Categories of Special Interest
Architectural Artistic Cultural Historical Social
Saint Mary's Chapel of Ease
In Use As
1825 - 1835
Detached single-cell eight-bay former church of Ireland church, built 1830, having square-profile tower with spire over entrance (west) end, and corner buttress towers. Now in use as offices. Pitched slate roof, octagonal ashlar limestone spires to towers, crenellations to gables, corner pinnacles. Cut snecked limestone walls, having gabled buttresses to nave elevations, gablets between buttresses. Cut stone string courses. Chamfered plinth course and stepped sill course.
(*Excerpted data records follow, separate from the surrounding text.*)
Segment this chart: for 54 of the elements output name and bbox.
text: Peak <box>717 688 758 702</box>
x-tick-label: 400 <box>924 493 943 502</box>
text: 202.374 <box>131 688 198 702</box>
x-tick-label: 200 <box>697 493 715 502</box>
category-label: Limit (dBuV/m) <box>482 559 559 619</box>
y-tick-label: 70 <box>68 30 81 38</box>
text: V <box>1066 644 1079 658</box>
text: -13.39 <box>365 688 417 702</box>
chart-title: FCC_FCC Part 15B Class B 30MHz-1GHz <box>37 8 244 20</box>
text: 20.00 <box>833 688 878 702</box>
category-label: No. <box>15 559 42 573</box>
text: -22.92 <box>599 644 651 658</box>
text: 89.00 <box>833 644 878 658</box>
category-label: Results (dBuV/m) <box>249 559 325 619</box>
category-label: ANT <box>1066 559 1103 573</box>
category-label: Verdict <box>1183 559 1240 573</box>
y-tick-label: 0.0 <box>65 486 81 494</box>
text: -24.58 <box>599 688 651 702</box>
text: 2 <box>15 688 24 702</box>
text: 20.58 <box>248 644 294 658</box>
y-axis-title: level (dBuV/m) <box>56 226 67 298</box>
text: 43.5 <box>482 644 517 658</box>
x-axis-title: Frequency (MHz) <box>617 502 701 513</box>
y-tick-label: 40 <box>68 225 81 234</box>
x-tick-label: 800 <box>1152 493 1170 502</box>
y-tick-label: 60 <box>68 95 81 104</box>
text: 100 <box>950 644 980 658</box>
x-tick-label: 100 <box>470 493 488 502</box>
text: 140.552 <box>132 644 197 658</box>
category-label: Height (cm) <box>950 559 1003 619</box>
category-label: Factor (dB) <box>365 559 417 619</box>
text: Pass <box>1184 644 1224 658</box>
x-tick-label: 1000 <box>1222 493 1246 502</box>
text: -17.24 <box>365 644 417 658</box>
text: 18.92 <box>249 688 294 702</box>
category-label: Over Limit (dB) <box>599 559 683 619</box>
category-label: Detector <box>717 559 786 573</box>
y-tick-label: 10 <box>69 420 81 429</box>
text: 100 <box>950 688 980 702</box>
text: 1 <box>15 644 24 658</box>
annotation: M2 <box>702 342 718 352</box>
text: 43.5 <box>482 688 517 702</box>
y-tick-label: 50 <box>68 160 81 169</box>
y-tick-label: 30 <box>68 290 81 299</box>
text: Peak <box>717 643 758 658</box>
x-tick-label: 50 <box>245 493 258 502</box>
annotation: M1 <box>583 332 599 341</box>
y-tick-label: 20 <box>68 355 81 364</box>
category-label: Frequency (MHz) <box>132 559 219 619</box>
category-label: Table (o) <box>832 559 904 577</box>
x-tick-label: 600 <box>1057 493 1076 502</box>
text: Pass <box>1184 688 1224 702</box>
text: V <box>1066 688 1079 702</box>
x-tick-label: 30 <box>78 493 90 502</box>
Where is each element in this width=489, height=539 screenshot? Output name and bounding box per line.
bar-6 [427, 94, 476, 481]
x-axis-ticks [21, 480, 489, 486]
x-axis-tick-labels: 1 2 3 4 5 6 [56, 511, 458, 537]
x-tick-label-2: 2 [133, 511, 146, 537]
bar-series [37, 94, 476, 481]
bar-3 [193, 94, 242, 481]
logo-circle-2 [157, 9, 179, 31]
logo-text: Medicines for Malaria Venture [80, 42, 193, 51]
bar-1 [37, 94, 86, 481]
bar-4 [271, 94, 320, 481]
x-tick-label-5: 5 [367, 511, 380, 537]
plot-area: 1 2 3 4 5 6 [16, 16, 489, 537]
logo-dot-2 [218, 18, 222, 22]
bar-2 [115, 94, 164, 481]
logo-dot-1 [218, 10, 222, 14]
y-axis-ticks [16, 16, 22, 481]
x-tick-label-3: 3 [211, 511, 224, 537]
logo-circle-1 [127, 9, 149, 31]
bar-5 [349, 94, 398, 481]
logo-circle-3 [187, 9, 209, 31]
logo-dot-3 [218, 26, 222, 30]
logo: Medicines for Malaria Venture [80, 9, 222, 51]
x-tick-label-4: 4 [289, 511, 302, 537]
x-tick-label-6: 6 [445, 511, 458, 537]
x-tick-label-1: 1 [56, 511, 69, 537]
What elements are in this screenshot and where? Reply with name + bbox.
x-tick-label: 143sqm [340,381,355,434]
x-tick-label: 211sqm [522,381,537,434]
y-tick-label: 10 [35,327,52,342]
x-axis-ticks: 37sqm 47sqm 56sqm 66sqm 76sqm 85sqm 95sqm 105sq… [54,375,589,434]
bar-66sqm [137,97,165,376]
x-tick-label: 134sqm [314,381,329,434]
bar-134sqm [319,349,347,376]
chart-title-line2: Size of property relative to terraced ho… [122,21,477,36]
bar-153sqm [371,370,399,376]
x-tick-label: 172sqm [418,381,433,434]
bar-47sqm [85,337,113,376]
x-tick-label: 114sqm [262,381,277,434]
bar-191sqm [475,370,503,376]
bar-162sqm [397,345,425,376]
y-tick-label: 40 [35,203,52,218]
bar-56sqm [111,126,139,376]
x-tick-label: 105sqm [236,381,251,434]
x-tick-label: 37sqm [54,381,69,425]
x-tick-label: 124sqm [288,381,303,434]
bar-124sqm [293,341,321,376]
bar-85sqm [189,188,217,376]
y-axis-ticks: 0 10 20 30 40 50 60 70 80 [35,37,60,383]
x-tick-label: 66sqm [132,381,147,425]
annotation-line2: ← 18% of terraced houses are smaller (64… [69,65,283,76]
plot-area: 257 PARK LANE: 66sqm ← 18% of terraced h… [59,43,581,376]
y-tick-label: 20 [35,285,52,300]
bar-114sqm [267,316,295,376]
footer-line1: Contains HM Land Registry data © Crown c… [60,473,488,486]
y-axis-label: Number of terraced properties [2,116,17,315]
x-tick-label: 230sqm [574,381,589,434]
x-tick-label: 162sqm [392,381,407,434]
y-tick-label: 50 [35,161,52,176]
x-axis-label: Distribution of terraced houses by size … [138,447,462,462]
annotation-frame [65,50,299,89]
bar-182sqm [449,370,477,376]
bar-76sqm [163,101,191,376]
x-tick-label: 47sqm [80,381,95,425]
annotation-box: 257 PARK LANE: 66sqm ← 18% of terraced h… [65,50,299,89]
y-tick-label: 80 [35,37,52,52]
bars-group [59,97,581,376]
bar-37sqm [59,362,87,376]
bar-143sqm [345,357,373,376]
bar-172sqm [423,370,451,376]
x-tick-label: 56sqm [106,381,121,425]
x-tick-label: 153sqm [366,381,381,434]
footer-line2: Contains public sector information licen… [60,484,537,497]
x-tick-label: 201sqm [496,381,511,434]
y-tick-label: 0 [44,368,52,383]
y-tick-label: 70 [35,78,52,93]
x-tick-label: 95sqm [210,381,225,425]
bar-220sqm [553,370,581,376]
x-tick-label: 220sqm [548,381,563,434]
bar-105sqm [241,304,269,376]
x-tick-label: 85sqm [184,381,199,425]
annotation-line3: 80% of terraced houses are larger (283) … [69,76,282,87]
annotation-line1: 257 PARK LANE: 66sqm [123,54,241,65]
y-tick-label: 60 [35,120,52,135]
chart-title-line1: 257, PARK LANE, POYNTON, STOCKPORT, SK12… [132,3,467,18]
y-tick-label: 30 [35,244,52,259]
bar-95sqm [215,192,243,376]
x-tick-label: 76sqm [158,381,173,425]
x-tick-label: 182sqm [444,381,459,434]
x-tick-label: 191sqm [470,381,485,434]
Pointed arch window openings to nave, each with carved hood moulding and leaded windows. Quatrefoil window to west elevation over door opening. Triple lancet window to east elevation with square-headed tripartite window with stone mullions to crypt, now blocked. Pointed arch door opening to west end, having surround to centre of west elevation, with cut stone splayed faceted jambs and hood moulding. Double-leaf glazed timber door, timber panelling to tympanum. Granite platform and granite steps. Wrought-iron railings on cut granite plinth wall. Parabolic roofed interior. Plastered walls, open-plan office space, having recent gallery to each elevation.Located on island site
Saint Mary's Chapel of Ease, known as the Black Church, was constructed in 1830 to designs by John Semple & Son. The structural ingenuity of its parabolic vaulted interior Casey (2005) suggests is "more likely to be the brain-child of a thirty-year-old than a man of sixty seven.' John Semple Senior (1763-1840) and Junior (1800-82) were architects to the Board of First Fruits for the Ecclesiastical Province of Dublin. It was deconsecrated in the late twentieth century and adapted for office use. The calp limestone exterior is enhanced by cut limestone detailing, and the pinnacled buttresses, slender lancets and crenellated parapets are indicative of the high quality of stone masonry skills in the early nineteenth-century. This unusual building ends an axis from Parnell Square and adds an ecclesiastical focal point to Mountjoy Street. It is mentioned briefly in the novel Ulysses by James Joyce, in the chapter entitled 'Oxen of the Sun', as the location of one of Bello's many sins, 'He went through a form of clandestine marriage with at least one woman in the shadow of the Black Church'. The church is also mentioned in the title of the first volume of memoirs of Austin Clarke, 'Twice Round the Black Church' (1962). The Black Church has captured the imagination of Dubliners, local legend tells that a person walking three times anti-clockwise at midnight around the Black Church reciting the 'Hail Mary' will see the devil.